Final answer:
Natural selection must be quite strong to counteract genetic drift in small populations, as they are more susceptible to changes in allele frequencies due to their size. Events like the bottleneck effect, caused by disasters, can increase genetic drift by significantly reducing population size and altering genetic structure.
Step-by-step explanation:
The strength of natural selection must be significantly high to overcome the effects of genetic drift in small populations. Small populations are highly susceptible to random fluctuations in allele frequencies due to their limited size. For example, if one individual of a population of 10 individuals dies without leaving offspring, 1/10 of the population's gene pool is suddenly lost. In contrast, the loss of one individual in a population of 100 has a much smaller impact, only 1 percent of the overall gene pool, which means large populations are more buffered against these changes. Genetic drift can also result from natural or human-caused events that lead to a substantial decrease in population size, known as the bottleneck effect.
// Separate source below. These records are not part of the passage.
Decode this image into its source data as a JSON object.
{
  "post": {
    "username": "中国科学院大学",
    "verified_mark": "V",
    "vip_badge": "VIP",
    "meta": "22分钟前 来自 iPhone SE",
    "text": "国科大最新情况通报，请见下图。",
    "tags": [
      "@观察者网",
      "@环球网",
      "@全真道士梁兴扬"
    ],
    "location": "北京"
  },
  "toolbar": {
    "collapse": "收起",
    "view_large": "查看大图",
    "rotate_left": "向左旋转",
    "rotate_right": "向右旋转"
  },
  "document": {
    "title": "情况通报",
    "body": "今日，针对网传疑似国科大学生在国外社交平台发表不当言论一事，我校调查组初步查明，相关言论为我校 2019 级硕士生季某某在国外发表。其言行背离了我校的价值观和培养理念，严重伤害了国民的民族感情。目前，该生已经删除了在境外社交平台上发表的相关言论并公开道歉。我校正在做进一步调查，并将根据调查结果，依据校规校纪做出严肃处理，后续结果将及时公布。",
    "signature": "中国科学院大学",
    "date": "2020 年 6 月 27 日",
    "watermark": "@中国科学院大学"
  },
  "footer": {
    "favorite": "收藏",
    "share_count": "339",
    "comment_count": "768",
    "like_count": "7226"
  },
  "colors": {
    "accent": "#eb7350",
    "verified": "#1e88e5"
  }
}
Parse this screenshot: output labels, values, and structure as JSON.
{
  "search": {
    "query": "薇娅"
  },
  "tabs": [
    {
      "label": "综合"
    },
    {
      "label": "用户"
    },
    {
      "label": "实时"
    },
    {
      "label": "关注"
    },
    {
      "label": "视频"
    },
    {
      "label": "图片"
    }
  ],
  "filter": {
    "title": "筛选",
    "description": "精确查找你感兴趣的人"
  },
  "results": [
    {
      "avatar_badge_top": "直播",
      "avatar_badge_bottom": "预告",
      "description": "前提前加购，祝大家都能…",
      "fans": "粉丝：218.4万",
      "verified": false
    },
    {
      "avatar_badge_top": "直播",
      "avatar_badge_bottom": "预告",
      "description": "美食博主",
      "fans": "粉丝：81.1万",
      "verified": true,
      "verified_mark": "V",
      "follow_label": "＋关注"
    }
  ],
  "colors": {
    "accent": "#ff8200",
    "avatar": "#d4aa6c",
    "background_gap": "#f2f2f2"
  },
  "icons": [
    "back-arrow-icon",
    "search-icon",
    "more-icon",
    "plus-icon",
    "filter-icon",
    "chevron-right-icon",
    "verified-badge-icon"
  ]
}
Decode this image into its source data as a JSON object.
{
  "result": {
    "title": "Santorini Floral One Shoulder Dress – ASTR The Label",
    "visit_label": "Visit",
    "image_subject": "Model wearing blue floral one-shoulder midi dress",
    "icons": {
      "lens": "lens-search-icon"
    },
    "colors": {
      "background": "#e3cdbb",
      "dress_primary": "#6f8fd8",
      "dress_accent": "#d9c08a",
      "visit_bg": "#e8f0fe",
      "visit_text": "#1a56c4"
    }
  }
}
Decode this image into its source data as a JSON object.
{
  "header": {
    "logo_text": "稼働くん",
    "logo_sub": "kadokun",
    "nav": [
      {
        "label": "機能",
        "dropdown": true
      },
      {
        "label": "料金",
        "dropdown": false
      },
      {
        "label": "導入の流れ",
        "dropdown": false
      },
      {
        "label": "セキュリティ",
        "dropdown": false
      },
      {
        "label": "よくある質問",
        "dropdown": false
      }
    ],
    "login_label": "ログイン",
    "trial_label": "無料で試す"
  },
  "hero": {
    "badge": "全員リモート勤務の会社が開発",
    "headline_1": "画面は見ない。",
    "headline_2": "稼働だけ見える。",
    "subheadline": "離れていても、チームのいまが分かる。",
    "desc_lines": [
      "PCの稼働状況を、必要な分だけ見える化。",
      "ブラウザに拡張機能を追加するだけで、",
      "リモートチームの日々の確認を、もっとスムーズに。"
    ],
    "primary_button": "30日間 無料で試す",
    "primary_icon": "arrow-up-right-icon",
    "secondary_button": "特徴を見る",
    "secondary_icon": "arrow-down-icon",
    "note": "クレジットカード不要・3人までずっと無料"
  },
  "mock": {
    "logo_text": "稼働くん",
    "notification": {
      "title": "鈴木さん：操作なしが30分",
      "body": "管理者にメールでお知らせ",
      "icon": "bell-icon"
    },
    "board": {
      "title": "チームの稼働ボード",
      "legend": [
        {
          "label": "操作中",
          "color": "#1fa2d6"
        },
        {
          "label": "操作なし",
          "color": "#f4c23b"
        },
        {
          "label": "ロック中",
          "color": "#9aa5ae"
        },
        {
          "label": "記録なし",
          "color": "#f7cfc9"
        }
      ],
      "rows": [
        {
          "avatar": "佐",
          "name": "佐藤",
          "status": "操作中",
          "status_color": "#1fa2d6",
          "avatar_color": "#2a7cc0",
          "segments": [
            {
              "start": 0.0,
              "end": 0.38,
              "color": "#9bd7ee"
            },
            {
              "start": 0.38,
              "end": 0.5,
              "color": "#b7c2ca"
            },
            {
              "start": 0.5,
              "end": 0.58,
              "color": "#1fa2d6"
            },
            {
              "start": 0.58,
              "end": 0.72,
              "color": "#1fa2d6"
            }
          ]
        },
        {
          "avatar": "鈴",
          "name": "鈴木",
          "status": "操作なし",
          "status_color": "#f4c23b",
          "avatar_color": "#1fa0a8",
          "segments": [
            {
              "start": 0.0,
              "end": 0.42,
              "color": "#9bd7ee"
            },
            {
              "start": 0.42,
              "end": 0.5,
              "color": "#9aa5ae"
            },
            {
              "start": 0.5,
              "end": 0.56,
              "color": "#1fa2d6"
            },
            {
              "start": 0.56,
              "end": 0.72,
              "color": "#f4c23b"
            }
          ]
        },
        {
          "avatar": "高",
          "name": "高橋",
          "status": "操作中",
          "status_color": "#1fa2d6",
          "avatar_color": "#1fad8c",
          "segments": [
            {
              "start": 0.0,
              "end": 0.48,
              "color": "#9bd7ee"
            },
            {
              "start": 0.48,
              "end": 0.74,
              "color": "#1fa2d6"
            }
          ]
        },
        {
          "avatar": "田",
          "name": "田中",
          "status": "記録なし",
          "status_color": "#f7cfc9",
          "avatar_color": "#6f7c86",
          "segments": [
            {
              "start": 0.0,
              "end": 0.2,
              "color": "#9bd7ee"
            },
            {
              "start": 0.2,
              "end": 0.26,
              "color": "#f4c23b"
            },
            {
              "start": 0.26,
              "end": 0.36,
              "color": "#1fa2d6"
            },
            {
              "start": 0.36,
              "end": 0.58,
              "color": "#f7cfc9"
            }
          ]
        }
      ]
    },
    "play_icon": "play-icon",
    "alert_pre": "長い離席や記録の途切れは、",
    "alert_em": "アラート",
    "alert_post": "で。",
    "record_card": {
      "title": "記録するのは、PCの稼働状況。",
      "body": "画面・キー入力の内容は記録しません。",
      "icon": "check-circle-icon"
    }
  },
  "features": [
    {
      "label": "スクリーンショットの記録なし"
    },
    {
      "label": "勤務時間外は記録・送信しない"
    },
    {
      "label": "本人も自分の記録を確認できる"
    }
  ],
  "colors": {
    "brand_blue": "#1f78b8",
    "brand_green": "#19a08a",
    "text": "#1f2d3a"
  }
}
This effect can drastically change the genetic structure of a population by randomly removing individuals regardless of their phenotype or genotype. Subsequently, the genetic makeup of the survivors dictates the genetic structure of the future population. Natural selection can counterbalance genetic drift if it consistently acts on advantageous traits, enhancing their frequency within the population. However, this requires the beneficial traits to be present and sufficiently advantageous to offset the randomness of genetic drift, which is more challenging in small populations due to their reduced genetic variation.